Cuatro hallazgos, dos teorías y unos auriculares rotos

Llevo una temporada bastante curiosa en lo que a música se refiere. Paso con facilidad inusitada de un grupo a otro como quien se aprieta una cerveza tras el café con tostadas del desayuno. Supongo que hay gente que se presta con normalidad a tanto cambio, y más desde que Apple introdujo los conceptos de playlist, y reproducción aleatoria en la vida del ciudadano de a pie, pero yo, que soy un clásico, siempre he sido bastante fiel a mis épocas de concentración con los grupos. Al menos hasta hace poco. Ahora en el mismo viaje de metro me escucho a los Kinks, a Extremoduro y a Loquillo. Tengo amontonados en mi mesa lo mismo a Tom Waits y a Sabina que a Thin Lizzy, Arctic Monkeys o a Camarón. Probablemente tenga demasiado tiempo libre.

El caso es que esta dispersión de las últimas semanas me ha permitido hacer nuevos hallazgos, reafirmar/refutar teorías y abusar de mis auriculares muy por encima de sus posibilidades. Y yo, que soy muy de clasificarlo y compilarlo todo como Rob en Alta Fidelidad, lo dejo por escrito.



- Los hallazgos.

El primero ha sido AM, último disco de Arctic Monkeys. Estos tíos, que con veinticuatro años y el acné recién borrado ya han sacado cinco discos, ya han abarcado con AM todos los estilos posibles dentro del rock, tachando esta vez de la lista el glam, la balada, el medio tiempo y el blues rock. Su nuevo aire recuerda a Black Keys, dato muy favorable. Este primer hallazgo me lleva directamente al segundo: Suck it and see ("Chúpalo y verás", para los no angloparlantes), también de los monos árticos. No sé por qué se me había despistado siempre de mis escuchas del grupo, pero es para mi gusto el mejor de los cinco discos. Más alternativo, coloreado y alegre que los demás, y con temas [inserte calificativo típico de periodista deportivo, en masculino y plural] como este:


Seguimos. Me han presentado esta semana a estos señores que se hacen llamar The Lumineers.

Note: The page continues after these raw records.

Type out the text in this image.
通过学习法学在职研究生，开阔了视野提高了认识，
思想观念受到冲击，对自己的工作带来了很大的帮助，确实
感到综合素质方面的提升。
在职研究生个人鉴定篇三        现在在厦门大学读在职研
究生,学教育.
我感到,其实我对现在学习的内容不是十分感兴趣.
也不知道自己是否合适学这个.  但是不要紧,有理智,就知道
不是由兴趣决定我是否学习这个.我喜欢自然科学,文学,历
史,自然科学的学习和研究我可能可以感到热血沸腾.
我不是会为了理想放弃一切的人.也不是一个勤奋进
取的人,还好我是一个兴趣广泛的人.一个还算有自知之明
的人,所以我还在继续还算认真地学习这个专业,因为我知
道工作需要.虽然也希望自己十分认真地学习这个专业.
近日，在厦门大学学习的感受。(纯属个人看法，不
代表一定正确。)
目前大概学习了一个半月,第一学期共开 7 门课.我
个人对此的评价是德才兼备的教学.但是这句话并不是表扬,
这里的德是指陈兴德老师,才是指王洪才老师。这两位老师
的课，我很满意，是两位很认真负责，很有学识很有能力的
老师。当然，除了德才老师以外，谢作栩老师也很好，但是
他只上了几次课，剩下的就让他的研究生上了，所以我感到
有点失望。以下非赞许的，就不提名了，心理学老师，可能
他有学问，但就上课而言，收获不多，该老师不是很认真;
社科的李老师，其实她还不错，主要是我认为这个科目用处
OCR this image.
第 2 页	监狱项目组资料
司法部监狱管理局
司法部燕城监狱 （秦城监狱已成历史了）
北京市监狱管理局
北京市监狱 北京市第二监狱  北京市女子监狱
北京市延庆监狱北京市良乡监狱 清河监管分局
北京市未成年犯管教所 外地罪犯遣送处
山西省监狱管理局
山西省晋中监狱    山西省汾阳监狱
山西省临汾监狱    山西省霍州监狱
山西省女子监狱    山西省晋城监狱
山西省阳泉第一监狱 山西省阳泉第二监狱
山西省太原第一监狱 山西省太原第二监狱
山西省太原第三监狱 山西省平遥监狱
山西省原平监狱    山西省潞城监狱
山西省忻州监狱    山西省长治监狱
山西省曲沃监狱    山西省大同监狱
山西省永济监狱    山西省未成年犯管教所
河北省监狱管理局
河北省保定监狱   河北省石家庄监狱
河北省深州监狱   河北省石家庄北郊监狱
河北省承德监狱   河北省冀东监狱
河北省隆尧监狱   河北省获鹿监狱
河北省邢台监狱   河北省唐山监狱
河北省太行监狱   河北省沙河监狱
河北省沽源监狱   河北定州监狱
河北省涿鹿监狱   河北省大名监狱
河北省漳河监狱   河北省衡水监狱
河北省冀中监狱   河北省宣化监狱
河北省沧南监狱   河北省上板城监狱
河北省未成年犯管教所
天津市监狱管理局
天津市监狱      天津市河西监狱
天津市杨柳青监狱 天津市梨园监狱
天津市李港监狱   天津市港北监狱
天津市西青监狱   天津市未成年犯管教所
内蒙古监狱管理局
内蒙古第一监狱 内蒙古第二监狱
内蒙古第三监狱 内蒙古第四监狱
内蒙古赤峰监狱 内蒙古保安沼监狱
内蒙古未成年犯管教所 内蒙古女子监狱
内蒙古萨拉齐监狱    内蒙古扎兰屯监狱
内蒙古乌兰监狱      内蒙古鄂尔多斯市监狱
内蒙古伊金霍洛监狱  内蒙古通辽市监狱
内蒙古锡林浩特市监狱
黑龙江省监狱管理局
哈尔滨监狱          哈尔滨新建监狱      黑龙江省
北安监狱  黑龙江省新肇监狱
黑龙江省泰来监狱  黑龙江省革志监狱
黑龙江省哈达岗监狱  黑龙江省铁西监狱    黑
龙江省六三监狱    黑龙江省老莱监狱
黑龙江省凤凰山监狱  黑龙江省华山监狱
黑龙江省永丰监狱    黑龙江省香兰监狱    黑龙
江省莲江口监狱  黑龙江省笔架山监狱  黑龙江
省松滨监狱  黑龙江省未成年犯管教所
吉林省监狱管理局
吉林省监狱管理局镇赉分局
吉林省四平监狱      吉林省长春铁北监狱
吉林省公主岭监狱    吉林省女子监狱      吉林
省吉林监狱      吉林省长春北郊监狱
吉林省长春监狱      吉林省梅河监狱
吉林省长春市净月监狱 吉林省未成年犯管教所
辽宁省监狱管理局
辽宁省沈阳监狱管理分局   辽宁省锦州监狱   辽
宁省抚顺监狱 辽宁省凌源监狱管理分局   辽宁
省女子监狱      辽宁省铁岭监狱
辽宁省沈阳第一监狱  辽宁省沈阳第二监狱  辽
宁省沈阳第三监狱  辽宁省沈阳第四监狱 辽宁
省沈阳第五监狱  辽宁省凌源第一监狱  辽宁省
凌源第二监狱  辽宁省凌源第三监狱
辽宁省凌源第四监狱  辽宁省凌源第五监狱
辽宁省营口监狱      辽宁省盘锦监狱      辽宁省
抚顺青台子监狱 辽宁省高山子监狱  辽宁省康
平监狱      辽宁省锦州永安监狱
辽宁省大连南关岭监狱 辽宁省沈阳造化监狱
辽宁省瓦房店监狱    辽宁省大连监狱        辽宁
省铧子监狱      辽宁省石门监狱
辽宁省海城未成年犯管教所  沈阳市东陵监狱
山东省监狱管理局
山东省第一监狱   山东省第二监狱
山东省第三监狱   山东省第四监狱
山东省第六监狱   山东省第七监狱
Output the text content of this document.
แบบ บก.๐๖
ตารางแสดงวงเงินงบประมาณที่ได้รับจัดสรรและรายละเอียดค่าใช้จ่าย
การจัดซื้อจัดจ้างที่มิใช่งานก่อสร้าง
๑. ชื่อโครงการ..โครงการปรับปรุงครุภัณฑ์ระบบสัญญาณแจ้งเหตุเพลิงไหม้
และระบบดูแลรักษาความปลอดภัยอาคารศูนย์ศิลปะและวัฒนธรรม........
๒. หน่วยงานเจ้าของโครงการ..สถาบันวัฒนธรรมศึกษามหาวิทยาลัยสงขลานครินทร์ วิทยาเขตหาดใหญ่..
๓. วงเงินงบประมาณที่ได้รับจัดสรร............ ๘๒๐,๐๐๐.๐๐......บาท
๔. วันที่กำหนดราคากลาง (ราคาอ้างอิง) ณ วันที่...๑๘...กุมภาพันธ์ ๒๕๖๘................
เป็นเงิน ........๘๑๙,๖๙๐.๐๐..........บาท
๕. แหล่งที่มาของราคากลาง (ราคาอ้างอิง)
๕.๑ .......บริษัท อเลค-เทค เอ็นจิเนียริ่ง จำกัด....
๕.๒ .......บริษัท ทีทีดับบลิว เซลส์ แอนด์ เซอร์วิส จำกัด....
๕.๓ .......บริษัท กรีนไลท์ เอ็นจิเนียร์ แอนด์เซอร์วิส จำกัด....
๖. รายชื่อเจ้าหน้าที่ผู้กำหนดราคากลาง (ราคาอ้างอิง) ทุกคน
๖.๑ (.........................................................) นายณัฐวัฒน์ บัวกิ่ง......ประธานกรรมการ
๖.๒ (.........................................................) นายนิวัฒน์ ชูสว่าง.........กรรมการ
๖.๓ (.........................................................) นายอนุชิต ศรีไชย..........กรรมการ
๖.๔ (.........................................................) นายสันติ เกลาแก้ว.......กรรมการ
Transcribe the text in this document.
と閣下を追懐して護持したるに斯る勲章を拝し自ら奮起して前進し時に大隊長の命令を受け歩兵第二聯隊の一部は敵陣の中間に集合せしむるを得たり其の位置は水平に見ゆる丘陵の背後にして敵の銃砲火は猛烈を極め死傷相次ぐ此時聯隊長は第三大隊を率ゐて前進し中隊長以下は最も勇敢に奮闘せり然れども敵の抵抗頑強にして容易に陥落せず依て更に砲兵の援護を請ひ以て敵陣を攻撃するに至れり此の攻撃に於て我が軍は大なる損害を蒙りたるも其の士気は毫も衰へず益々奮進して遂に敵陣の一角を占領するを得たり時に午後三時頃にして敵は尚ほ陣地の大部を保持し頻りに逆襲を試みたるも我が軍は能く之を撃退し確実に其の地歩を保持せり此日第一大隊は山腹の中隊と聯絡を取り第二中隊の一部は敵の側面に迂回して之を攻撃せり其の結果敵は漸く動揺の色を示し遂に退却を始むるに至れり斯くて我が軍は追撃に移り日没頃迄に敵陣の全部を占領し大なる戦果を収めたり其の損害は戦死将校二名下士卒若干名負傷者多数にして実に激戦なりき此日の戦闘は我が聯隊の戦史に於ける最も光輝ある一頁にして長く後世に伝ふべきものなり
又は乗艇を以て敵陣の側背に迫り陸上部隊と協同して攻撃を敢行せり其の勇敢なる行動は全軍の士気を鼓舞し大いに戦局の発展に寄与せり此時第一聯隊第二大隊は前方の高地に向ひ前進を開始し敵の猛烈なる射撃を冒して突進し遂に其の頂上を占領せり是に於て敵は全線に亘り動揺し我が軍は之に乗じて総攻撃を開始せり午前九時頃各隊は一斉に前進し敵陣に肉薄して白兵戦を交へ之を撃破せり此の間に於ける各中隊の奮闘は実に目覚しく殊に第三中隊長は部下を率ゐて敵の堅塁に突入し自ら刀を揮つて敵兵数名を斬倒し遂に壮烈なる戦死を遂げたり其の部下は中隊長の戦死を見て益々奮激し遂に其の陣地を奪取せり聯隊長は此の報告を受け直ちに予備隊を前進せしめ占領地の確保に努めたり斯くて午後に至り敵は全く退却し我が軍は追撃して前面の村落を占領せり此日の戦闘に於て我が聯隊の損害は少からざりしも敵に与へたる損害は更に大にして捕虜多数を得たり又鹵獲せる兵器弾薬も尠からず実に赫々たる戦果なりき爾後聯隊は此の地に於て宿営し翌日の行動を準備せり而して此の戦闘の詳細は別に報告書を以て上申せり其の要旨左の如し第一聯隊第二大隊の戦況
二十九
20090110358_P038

Tocan guitarras acústicas, cellos y mandolinas, llevan unos sombreritos bastante ridículos, uno de sus componentes es una chica (singularidad histórica en este blog) y parecen puritanos ingleses recién desembarcados del Mayflower en el Nuevo Mundo, pero son buenos, los cabrones. Están entre el folk épico (¿?) de Mumford and Sons y el country de autor de Townes Van Zandt o Emmylou Harris, sin las pretensiones mitológicas de los primeros ni la sensibilidad alcohólica de los segundos. Sin exagerar, puede que haya escuchado su disco homónimo setenta veces esta semana, cosas que nos permitimos hacer los que pasamos diez horas semanales en el metro de Madrid. En este vídeo salen los chavales tocando Dead Sea, una de mis favoritas, en el patio de su casa.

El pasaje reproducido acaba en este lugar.